In the bizarre market-driven world of Big Pharma, there is little incentive to develop novel antibiotics. The big players see more $$$s for shareholders by focussing on chronic disease which will keep on demanding therapeutic supply for decades. To keep people ticking along feeling crap is better for business than infectious diseases where the patient is either cured in a week or dies - neither outcome being a cash cow that keeps on giving. Any work being done with antibiotics by Big Pharma is most likely to be tinkering about with chemical structure of known bacteria-killers to produce a Me Too variant that can be patented because it is technically different but is so similar to existing antibiotics that resistance can be expected even sooner than average. The microbe collective has the number of whole classes of antibiotics. Another issue is that newer antibiotics are edging over the line in the balance between safe and effective. They kill the invasive bacteria, yes; but they also do damage to human cells and systems. Even to the extent that we cured the infection but the patient died. What we need, what sick kids need, what the medical front-liners need is some wholly new, now for something completely different, antibiotics that will win a few years of effectiveness (and safety!) rather than a few months.

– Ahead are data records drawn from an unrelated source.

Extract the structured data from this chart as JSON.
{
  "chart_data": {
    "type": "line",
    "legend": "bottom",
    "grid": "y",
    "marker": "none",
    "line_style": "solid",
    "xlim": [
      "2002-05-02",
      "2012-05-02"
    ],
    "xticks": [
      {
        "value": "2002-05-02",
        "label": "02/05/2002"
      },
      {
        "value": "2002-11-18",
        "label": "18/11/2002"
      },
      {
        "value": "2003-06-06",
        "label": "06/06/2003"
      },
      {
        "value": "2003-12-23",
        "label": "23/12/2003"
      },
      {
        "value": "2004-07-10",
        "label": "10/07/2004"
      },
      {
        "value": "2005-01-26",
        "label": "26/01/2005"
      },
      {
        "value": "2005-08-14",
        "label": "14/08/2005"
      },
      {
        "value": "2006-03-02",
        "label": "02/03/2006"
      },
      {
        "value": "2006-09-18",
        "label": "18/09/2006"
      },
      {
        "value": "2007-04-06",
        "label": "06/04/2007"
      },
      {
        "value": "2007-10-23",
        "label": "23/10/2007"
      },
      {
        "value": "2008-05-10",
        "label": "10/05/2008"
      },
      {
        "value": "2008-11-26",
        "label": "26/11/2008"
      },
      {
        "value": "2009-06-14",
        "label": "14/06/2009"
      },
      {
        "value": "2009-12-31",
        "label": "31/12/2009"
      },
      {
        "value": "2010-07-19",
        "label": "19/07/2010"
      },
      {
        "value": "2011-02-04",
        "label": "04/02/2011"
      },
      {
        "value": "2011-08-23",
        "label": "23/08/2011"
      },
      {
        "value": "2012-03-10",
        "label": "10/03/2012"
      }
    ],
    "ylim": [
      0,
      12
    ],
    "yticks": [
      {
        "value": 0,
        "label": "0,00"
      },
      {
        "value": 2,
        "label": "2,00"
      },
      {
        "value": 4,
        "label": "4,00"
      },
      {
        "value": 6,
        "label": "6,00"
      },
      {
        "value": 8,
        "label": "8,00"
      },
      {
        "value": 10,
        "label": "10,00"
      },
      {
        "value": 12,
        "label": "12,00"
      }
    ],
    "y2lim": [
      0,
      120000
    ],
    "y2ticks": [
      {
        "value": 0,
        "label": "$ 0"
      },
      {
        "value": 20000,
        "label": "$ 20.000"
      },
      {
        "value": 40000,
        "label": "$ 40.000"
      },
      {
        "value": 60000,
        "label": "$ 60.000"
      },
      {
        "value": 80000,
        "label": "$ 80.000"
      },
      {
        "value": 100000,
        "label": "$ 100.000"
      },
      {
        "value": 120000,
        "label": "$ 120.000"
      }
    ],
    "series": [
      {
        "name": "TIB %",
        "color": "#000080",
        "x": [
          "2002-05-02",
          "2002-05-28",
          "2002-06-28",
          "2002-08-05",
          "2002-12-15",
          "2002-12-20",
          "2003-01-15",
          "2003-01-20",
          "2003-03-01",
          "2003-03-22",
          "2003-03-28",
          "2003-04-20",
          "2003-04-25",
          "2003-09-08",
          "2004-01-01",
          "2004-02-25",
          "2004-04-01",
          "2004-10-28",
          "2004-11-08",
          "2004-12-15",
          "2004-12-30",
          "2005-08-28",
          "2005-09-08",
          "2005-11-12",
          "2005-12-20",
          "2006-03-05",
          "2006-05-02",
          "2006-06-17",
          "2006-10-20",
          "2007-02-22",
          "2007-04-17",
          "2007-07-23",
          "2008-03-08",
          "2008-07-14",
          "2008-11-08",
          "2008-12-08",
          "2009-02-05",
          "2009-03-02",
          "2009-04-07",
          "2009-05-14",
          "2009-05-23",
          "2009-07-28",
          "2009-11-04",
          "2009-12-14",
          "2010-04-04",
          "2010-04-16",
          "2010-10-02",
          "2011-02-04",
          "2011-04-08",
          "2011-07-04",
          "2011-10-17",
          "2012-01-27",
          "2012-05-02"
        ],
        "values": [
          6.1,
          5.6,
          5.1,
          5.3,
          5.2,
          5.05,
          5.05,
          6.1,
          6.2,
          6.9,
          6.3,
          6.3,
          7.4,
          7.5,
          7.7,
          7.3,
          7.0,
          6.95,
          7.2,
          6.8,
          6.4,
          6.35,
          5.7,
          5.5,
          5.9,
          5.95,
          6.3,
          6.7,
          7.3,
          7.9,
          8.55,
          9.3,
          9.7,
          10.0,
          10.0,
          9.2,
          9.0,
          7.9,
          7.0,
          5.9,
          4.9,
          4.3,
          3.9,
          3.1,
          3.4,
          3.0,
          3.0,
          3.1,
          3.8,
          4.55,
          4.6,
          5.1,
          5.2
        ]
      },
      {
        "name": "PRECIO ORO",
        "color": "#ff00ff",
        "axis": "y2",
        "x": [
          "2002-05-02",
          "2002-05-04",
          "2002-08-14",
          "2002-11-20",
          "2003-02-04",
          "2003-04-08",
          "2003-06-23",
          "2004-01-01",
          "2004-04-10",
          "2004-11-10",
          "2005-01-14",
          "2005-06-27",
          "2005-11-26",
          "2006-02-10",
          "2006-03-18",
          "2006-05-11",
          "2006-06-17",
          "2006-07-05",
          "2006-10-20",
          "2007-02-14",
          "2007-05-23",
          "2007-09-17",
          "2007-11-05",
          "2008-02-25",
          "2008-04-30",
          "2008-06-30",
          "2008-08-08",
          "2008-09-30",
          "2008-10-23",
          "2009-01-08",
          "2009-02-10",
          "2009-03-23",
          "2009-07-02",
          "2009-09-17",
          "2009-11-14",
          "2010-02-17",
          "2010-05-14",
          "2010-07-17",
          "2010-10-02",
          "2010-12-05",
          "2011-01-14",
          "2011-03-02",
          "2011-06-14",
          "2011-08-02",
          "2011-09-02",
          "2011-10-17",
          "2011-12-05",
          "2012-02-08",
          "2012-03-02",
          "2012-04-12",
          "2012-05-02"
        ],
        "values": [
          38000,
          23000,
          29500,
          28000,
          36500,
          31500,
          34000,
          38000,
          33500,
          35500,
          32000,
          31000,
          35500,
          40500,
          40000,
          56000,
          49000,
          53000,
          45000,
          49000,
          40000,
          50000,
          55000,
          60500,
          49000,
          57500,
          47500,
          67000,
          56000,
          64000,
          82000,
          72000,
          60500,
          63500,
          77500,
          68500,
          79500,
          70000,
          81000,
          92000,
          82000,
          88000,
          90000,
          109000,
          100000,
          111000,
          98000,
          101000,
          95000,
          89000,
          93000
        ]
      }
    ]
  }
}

Thankfully some academic scientists hanker after being the next Alexander Fleming (and thereby having a shot at a Nobel Prize in 10 or 15 years time. A number of creative scientists have had a punt in the direction:
- Kim Lewis and Slava Epstein invented a gizmo for isolating single killer-bacteria from a soup of soil and isolated a potent bacteriocide from a totally new species they called Eleftheria terrae.
- Paul Dyson and Dusica Vujaklij's key insight was to read the medieval medical literature to isolate an ESKAPE killing Streptomyces from an Irish churchyard
So far, so natural, but they did some combinatorial experiments to see if they could make an even better microbe killer by swapping out the natural amino acids for wholly artificial molecules. Pep19 has acquired two aza-β3-1-naphthylalanyls to replace the 1st F and the 3rd W amino acids. Naphthyl as in naphthylene = mothballs. The Team in Rennes have some really promising results showing that some of the 20 molecular variants they generated can be granted the three-fold palm of success:
1) kills a wide range of bacteria
2) does little damage to mammalian cells
3) seems to stave off the development of bacterial resistance to attack
They will be looking for venture capital to take their hope-for-the-future up the regulatory chain towards a marketable and life-saving addition to the medical war-chest.